The Third Circuit Court of Appeals reversed and remanded the case for trial. The appeals court disagreed with the District Court in two key respects: First, even if the PSP could assert the Ellerth/Faragher affirmative defense, genuine issues of material fact existed about the effectiveness of the PSP's program to address sexual harassment claims; second, Suders had stated a claim of constructive discharge due to hostile work environment. The appeals court ruled that a constructive discharge, if proved, constitutes a tangible employment action that renders an employer strictly liable and precludes recourse to the Ellerth/Faragher affirmative defense.

==Opinion of the court==

The Supreme Court issued an opinion on June 14, 2004.

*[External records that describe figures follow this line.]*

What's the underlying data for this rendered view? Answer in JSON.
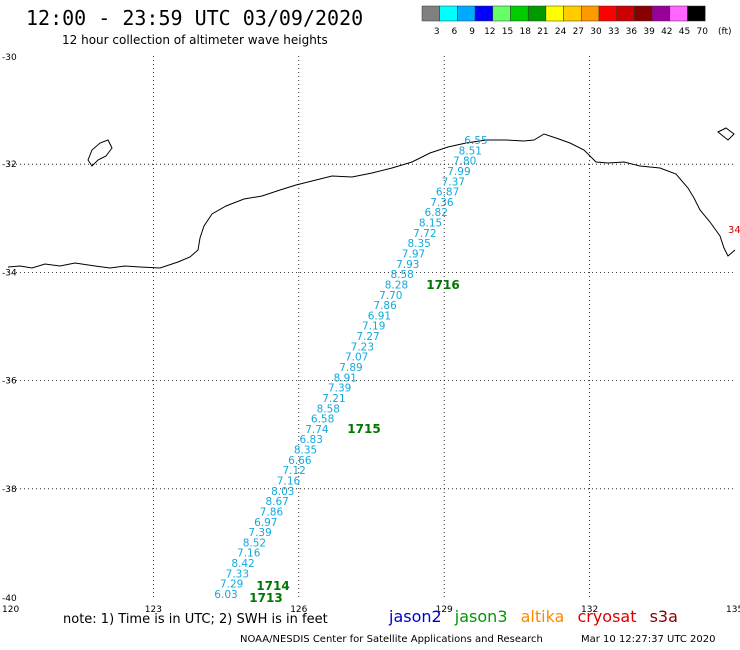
{
  "header": {
    "title": "12:00 - 23:59 UTC 03/09/2020",
    "subtitle": "12 hour collection of altimeter wave heights"
  },
  "colorbar": {
    "unit": "(ft)",
    "bins": [
      {
        "label": "3",
        "color": "#808080"
      },
      {
        "label": "6",
        "color": "#00ffff"
      },
      {
        "label": "9",
        "color": "#00aaff"
      },
      {
        "label": "12",
        "color": "#0000ff"
      },
      {
        "label": "15",
        "color": "#66ff66"
      },
      {
        "label": "18",
        "color": "#00cc00"
      },
      {
        "label": "21",
        "color": "#009900"
      },
      {
        "label": "24",
        "color": "#ffff00"
      },
      {
        "label": "27",
        "color": "#ffcc00"
      },
      {
        "label": "30",
        "color": "#ff9900"
      },
      {
        "label": "33",
        "color": "#ff0000"
      },
      {
        "label": "36",
        "color": "#cc0000"
      },
      {
        "label": "39",
        "color": "#880000"
      },
      {
        "label": "42",
        "color": "#990099"
      },
      {
        "label": "45",
        "color": "#ff66ff"
      },
      {
        "label": "70",
        "color": "#000000"
      }
    ]
  },
  "map": {
    "lon_range": [
      120,
      135
    ],
    "lat_range": [
      -40,
      -30
    ],
    "lon_ticks": [
      "123",
      "126",
      "129",
      "132"
    ],
    "lat_ticks": [
      "-32",
      "-34",
      "-36",
      "-38"
    ],
    "corner_labels": {
      "top_left": "-30",
      "bottom_left": "-40",
      "bottom_left_lon": "120",
      "bottom_right": "135"
    },
    "edge_label": "34",
    "swh_color": "#11aadd",
    "time_color": "#007700",
    "track_start": [
      126.6,
      -31.7
    ],
    "track_end": [
      125.6,
      -40.0
    ],
    "swh_values": [
      "6.55",
      "8.51",
      "7.80",
      "7.99",
      "7.37",
      "6.87",
      "7.36",
      "6.82",
      "8.15",
      "7.72",
      "8.35",
      "7.97",
      "7.93",
      "8.58",
      "8.28",
      "7.70",
      "7.86",
      "6.91",
      "7.19",
      "7.27",
      "7.23",
      "7.07",
      "7.89",
      "8.91",
      "7.39",
      "7.21",
      "8.58",
      "6.58",
      "7.74",
      "6.83",
      "8.35",
      "6.66",
      "7.12",
      "7.16",
      "8.03",
      "8.67",
      "7.86",
      "6.97",
      "7.39",
      "8.52",
      "7.16",
      "8.42",
      "7.33",
      "7.29",
      "6.03"
    ],
    "time_labels": [
      {
        "label": "1716",
        "lon": 129.0,
        "lat": -34.0
      },
      {
        "label": "1715",
        "lon": 127.0,
        "lat": -37.1
      },
      {
        "label": "1714",
        "lon": 122.6,
        "lat": -39.8
      },
      {
        "label": "1713",
        "lon": 122.6,
        "lat": -40.0
      }
    ]
  },
  "note": "note:  1) Time is in UTC;  2) SWH is in feet",
  "legend": [
    {
      "label": "jason2",
      "color": "#0000cc"
    },
    {
      "label": "jason3",
      "color": "#009900"
    },
    {
      "label": "altika",
      "color": "#ff8800"
    },
    {
      "label": "cryosat",
      "color": "#dd0000"
    },
    {
      "label": "s3a",
      "color": "#880000"
    }
  ],
  "footer": {
    "credit": "NOAA/NESDIS Center for Satellite Applications and Research",
    "timestamp": "Mar 10 12:27:37 UTC 2020"
  }
}
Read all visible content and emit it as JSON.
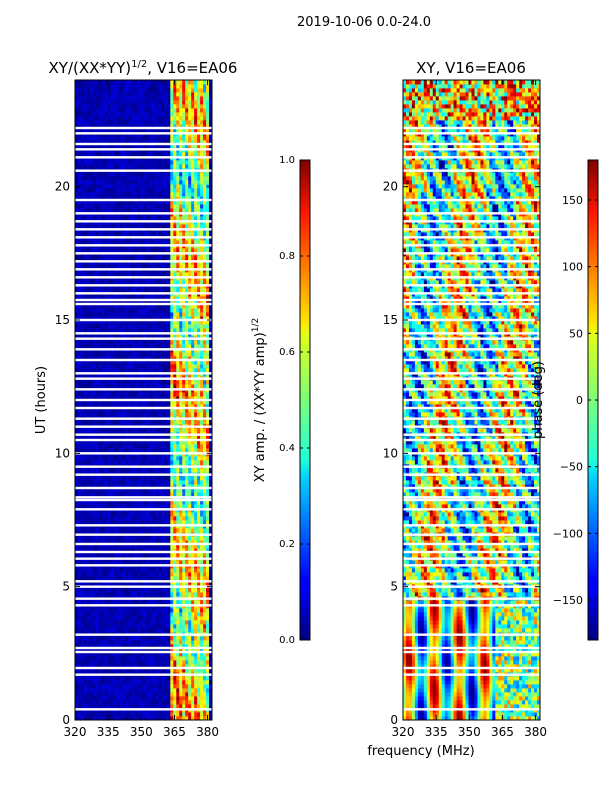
{
  "figure_title": "2019-10-06 0.0-24.0",
  "xlabel": "frequency (MHz)",
  "chart_data": [
    {
      "type": "heatmap",
      "title_main": "XY/(XX*YY)",
      "title_exp": "1/2",
      "title_tail": ", V16=EA06",
      "xlabel": "",
      "ylabel": "UT (hours)",
      "xlim": [
        320,
        382
      ],
      "ylim": [
        0,
        24
      ],
      "xticks": [
        320,
        335,
        350,
        365,
        380
      ],
      "yticks": [
        0,
        5,
        10,
        15,
        20
      ],
      "colorbar": {
        "label_main": "XY amp. / (XX*YY amp)",
        "label_exp": "1/2",
        "range": [
          0.0,
          1.0
        ],
        "ticks": [
          "0.0",
          "0.2",
          "0.4",
          "0.6",
          "0.8",
          "1.0"
        ],
        "colormap": "jet"
      },
      "dominant_low_freq_value": 0.05,
      "active_band_mhz": [
        363,
        380
      ],
      "active_band_value_range": [
        0.25,
        0.85
      ],
      "flagged_hours": [
        0.4,
        1.7,
        1.95,
        2.55,
        2.7,
        3.2,
        4.3,
        4.55,
        5.0,
        5.2,
        5.8,
        6.05,
        6.3,
        6.6,
        6.95,
        7.3,
        7.9,
        8.25,
        8.35,
        8.7,
        9.2,
        9.5,
        10.0,
        10.5,
        10.7,
        11.0,
        11.3,
        11.7,
        12.0,
        12.4,
        12.8,
        13.0,
        13.5,
        13.9,
        14.3,
        14.5,
        15.0,
        15.6,
        15.75,
        16.0,
        16.3,
        16.6,
        16.9,
        17.2,
        17.5,
        17.8,
        18.1,
        18.4,
        18.7,
        19.0,
        19.5,
        20.6,
        21.1,
        21.4,
        21.6,
        22.0,
        22.2
      ]
    },
    {
      "type": "heatmap",
      "title_main": "XY, V16=EA06",
      "xlabel": "frequency (MHz)",
      "ylabel": "",
      "xlim": [
        320,
        382
      ],
      "ylim": [
        0,
        24
      ],
      "xticks": [
        320,
        335,
        350,
        365,
        380
      ],
      "yticks": [
        0,
        5,
        10,
        15,
        20
      ],
      "colorbar": {
        "label_main": "phase (deg)",
        "range": [
          -180,
          180
        ],
        "ticks": [
          "150",
          "100",
          "50",
          "0",
          "−50",
          "−100",
          "−150"
        ],
        "tick_values": [
          150,
          100,
          50,
          0,
          -50,
          -100,
          -150
        ],
        "colormap": "jet"
      },
      "value_note": "phase values scattered across full range -180 to 180 deg",
      "flagged_hours": [
        0.4,
        1.7,
        1.95,
        2.55,
        2.7,
        3.2,
        4.3,
        4.55,
        5.0,
        5.2,
        5.8,
        6.05,
        6.3,
        6.6,
        6.95,
        7.3,
        7.9,
        8.25,
        8.35,
        8.7,
        9.2,
        9.5,
        10.0,
        10.5,
        10.7,
        11.0,
        11.3,
        11.7,
        12.0,
        12.4,
        12.8,
        13.0,
        13.5,
        13.9,
        14.3,
        14.5,
        15.0,
        15.6,
        15.75,
        16.0,
        16.3,
        16.6,
        16.9,
        17.2,
        17.5,
        17.8,
        18.1,
        18.4,
        18.7,
        19.0,
        19.5,
        20.6,
        21.1,
        21.4,
        21.6,
        22.0,
        22.2
      ]
    }
  ]
}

According to the majority opinion by Justice Ginsburg, harassment so intolerable as to cause a resignation may be effected through co-worker conduct, unofficial supervisory conduct, or official company acts. However, unlike an actual termination, a constructive discharge may or may not involve official action. When a constructive discharge does involve official action, the extent to which the agency relationship aided the supervisor's misconduct is less certain. Because of that uncertainty, the employer must have a chance to establish, through the Ellerth/Faragher affirmative defense, that it should not be held vicariously liable. Ginsburg said the Third Circuit erred in drawing the line differently.